Windows Phone 8 – A new Platform Review

In the mobile world, I’m mainly an iOS programmer and I have”some” experience composing Android apps. I also don’t have any development experience with almost any Microsoft platform at all. So for me personally this stage is something entirely different. It’s a brand new language, a different user interface mindset, a new SDK to learn… So I decided to dip into it head first. I want to offer you my first impressions and give you a general overview of what Windows Phone 8 is and what it will be like to produce programs for it! Though I enjoy iOS very much, it is sometimes interesting to look at other programs to make sure I am not overlooking anything. I tried Android earlier but in the long run I didn’t enjoy it very much. Windows Phone on the other hand, looks very promising and is very original.

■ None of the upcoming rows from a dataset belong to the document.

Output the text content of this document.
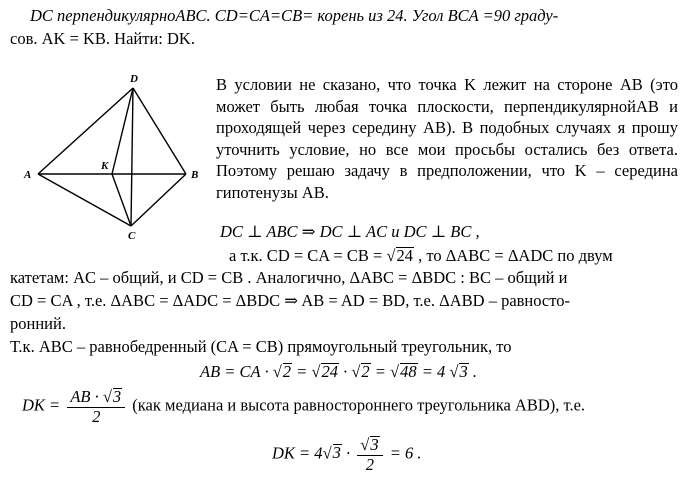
DC перпендикулярноABC. CD=CA=CB= корень из 24. Угол BCA =90 граду-
сов. AK = KB. Найти: DK.
D
A	B
K
C
В условии не сказано, что точка K лежит на стороне AB (это может быть любая точка плоскости, перпендикулярнойAB и проходящей через середину AB). В подобных случаях я прошу уточнить условие, но все мои просьбы остались без ответа. Поэтому решаю задачу в предположении, что K – середина гипотенузы AB.
DC ⊥ ABC ⇒ DC ⊥ AC и DC ⊥ BC ,
а т.к. CD = CA = CB = √24 , то ΔABC = ΔADC по двум
катетам: AC – общий, и CD = CB . Аналогично, ΔABC = ΔBDC : BC – общий и
CD = CA , т.е. ΔABC = ΔADC = ΔBDC ⇒ AB = AD = BD, т.е. ΔABD – равносто-
ронний.
Т.к. ABC – равнобедренный (CA = CB) прямоугольный треугольник, то
AB = CA · √2 = √24 · √2 = √48 = 4 √3 .
DK = $\frac{AB \cdot √3}{2} (как$ медиана и высота равностороннего треугольника ABD), т.е.
DK = $4√3 \cdot \frac{√3}{2} = 6$ .
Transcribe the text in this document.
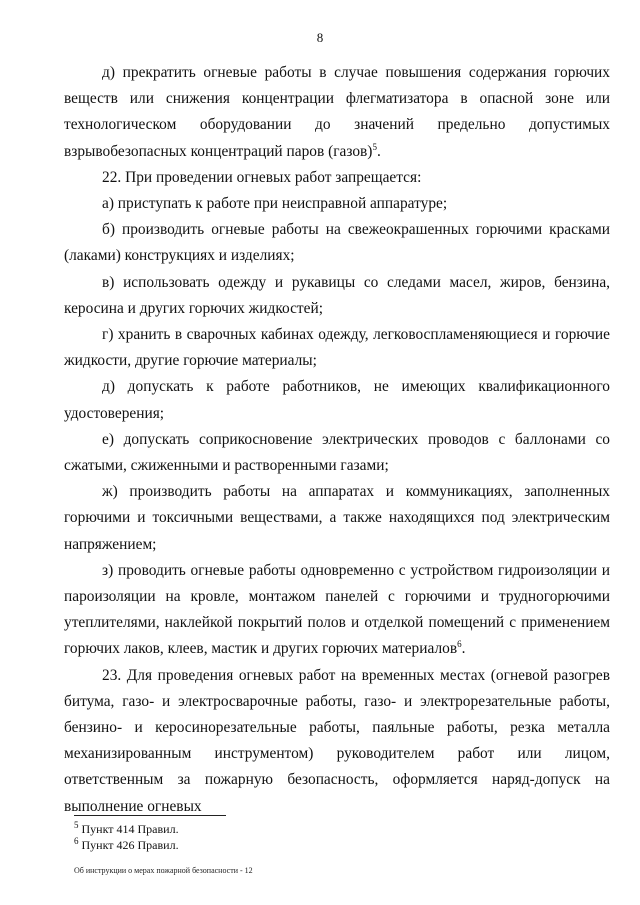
8

д) прекратить огневые работы в случае повышения содержания горючих веществ или снижения концентрации флегматизатора в опасной зоне или технологическом оборудовании до значений предельно допустимых взрывобезопасных концентраций паров (газов)$^5$.

22. При проведении огневых работ запрещается:

а) приступать к работе при неисправной аппаратуре;

б) производить огневые работы на свежеокрашенных горючими красками (лаками) конструкциях и изделиях;

в) использовать одежду и рукавицы со следами масел, жиров, бензина, керосина и других горючих жидкостей;

г) хранить в сварочных кабинах одежду, легковоспламеняющиеся и горючие жидкости, другие горючие материалы;

д) допускать к работе работников, не имеющих квалификационного удостоверения;

е) допускать соприкосновение электрических проводов с баллонами со сжатыми, сжиженными и растворенными газами;

ж) производить работы на аппаратах и коммуникациях, заполненных горючими и токсичными веществами, а также находящихся под электрическим напряжением;

з) проводить огневые работы одновременно с устройством гидроизоляции и пароизоляции на кровле, монтажом панелей с горючими и трудногорючими утеплителями, наклейкой покрытий полов и отделкой помещений с применением горючих лаков, клеев, мастик и других горючих материалов$^6$.

23. Для проведения огневых работ на временных местах (огневой разогрев битума, газо- и электросварочные работы, газо- и электрорезательные работы, бензино- и керосинорезательные работы, паяльные работы, резка металла механизированным инструментом) руководителем работ или лицом, ответственным за пожарную безопасность, оформляется наряд-допуск на выполнение огневых

$^5$ Пункт 414 Правил.
$^6$ Пункт 426 Правил.
Об инструкции о мерах пожарной безопасности - 12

Wp8-nextgen-readerAt initial glance, Windows Phone 8 looks completely different from what you are utilized to with different kinds of smart phones. It applies the”content on chrome” principle, meaning they don’t spoil the UI with things that don’t have anything related to content. To put it differently, Windows Phone does not conduct skeuomorphism. So UI’s are mainly built out of abstract text and lines. The beauty of this is that Microsoft was actually thinking out-of-the-box this moment! They did not attempt to steal anything from another stage and came up with something entirely different on their own. In my opinion they did a very good job. The UI appears clean, intuitive and very original! Many men and women see this as a negative part, but such as iOS could not have been as good as it is now without all of the constraints. Without constraints you’ll get chaos like what is occurring about the Android platform: endless number of devices you have to support separately, infinite number of OS versions you want to support. Additionally when a user downloads an app you can’t be certain if the app even works in your device, often the user can not even upgrade the device to the latest version of the OS, and the platform is quite vulnerable to all kinds of malware. And the list goes on… With Windows Phone 8 you merely have to support 3 screen dimensions, apps are reviewed by Microsoft, and when you download an app there is not any doubt it is going to run on your apparatus. Also there are a few rules specifying what an app can and can’t do this an app won’t record your telephone conversations without you finding out for example. And lastly there’s the market share. At this moment the market share is quite small, but seemingly it is growing! I read positive things once I come across articles concerning Windows Phone 8.